I want to mention first that these are homework questions. I have done 3 out of 4.
"Do you remember how we used the pairing function and the Gödel numbering to associate each program in the language L with a unique natural number? To be precise, we demanded that every program in L is associated with unique number, and we also required that every natural number is associated with a valid program in L . Now it is your task to develop such one-to-one mappings for other things. If you think that a mapping cannot be defined, please give a reason."
- Define such a mapping for quintuples of natural numbers.
This one was pretty easy.
(a, b, c, d, e) ↔ < <a, b>, <c, <d, e> > > (one possible solution)
- Define such a mapping for odd natural numbers.

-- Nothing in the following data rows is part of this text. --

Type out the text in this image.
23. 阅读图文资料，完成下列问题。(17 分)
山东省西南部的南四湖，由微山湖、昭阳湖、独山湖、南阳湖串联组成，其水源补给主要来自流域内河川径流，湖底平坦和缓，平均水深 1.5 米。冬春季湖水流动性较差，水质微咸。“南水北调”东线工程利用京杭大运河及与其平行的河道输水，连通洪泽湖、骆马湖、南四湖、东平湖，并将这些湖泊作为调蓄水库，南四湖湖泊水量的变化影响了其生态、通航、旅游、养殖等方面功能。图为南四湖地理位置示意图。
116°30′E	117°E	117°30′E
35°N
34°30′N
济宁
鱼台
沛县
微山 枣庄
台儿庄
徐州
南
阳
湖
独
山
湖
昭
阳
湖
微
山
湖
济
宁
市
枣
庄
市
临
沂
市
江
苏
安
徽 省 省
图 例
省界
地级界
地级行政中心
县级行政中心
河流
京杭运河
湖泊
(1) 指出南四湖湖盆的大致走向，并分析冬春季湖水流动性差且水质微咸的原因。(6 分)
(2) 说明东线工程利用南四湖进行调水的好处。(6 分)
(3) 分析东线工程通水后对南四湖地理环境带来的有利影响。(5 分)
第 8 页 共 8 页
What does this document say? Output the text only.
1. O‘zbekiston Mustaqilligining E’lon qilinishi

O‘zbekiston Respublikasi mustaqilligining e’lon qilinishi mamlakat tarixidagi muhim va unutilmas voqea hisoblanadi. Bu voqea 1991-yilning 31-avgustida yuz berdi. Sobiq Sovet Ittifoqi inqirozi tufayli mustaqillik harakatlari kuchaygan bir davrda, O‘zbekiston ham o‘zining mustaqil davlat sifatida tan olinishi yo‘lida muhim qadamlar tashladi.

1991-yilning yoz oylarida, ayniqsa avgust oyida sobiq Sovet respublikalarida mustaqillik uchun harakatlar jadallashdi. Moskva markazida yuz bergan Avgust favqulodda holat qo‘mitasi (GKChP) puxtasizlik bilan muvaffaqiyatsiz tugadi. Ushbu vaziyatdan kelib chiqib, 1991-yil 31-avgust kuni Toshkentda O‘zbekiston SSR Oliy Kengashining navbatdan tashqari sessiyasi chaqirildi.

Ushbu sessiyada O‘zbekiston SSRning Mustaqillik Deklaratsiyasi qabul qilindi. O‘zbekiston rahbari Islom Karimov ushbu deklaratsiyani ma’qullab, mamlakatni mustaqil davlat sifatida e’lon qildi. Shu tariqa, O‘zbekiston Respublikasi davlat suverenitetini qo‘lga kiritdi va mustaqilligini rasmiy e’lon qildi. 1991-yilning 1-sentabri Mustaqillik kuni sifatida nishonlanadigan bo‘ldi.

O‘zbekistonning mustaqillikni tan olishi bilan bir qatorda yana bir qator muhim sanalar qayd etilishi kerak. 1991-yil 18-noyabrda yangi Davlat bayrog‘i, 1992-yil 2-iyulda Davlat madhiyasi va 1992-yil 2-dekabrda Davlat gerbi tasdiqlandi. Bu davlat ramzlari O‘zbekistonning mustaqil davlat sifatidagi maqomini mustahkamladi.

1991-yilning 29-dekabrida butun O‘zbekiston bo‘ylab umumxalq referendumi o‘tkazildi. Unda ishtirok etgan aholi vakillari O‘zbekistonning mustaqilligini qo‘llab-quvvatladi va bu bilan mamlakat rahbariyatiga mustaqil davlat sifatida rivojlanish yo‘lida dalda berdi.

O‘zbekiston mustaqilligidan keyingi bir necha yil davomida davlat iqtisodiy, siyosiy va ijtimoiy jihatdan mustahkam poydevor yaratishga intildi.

I am not sure about this one. I was able to figure out the even number one using the example of where f(x) = (x/2)
(x1, x2, ..., xn, xn+1, xn+2, ..., xn+m) ↔ [m, f(x1), f(x2), ..., f(xn)] – 1 with f(x) = ⎣x/2⎦
Define such a mapping for pairs (x, y), where x and y are letters from the English alphabet.
I determined this is not possible because there are only a finite number of such pairs.
Define such a mapping for the set of natural numbers {0, 1,…, 1000}.
I determined this is not possible because there are only a finite number of such pairs as well.
I just wanted to confirm if my thinking was correct in these questions. 2 gave me trouble.
This question is a little unclear; I'm confused whether they're asking for (e.g.)
An injection from $\mathbb{N}$ to $\mathbb{N}^5$,
An injection from $\mathbb{N}^5$ to $\mathbb{N}$, or
A bijection from $\mathbb{N}$ to $\mathbb{N}^5$.
The choice of interpretation here determines whether 3 and 4 are doable, as you observe.
Meanwhile, I don't understand your approach to 2: what is the thing you've written down? What two sets is it a map between? The way I read the question, they're asking for a bijection between the naturals and the odd naturals, which looks nothing like what you've written.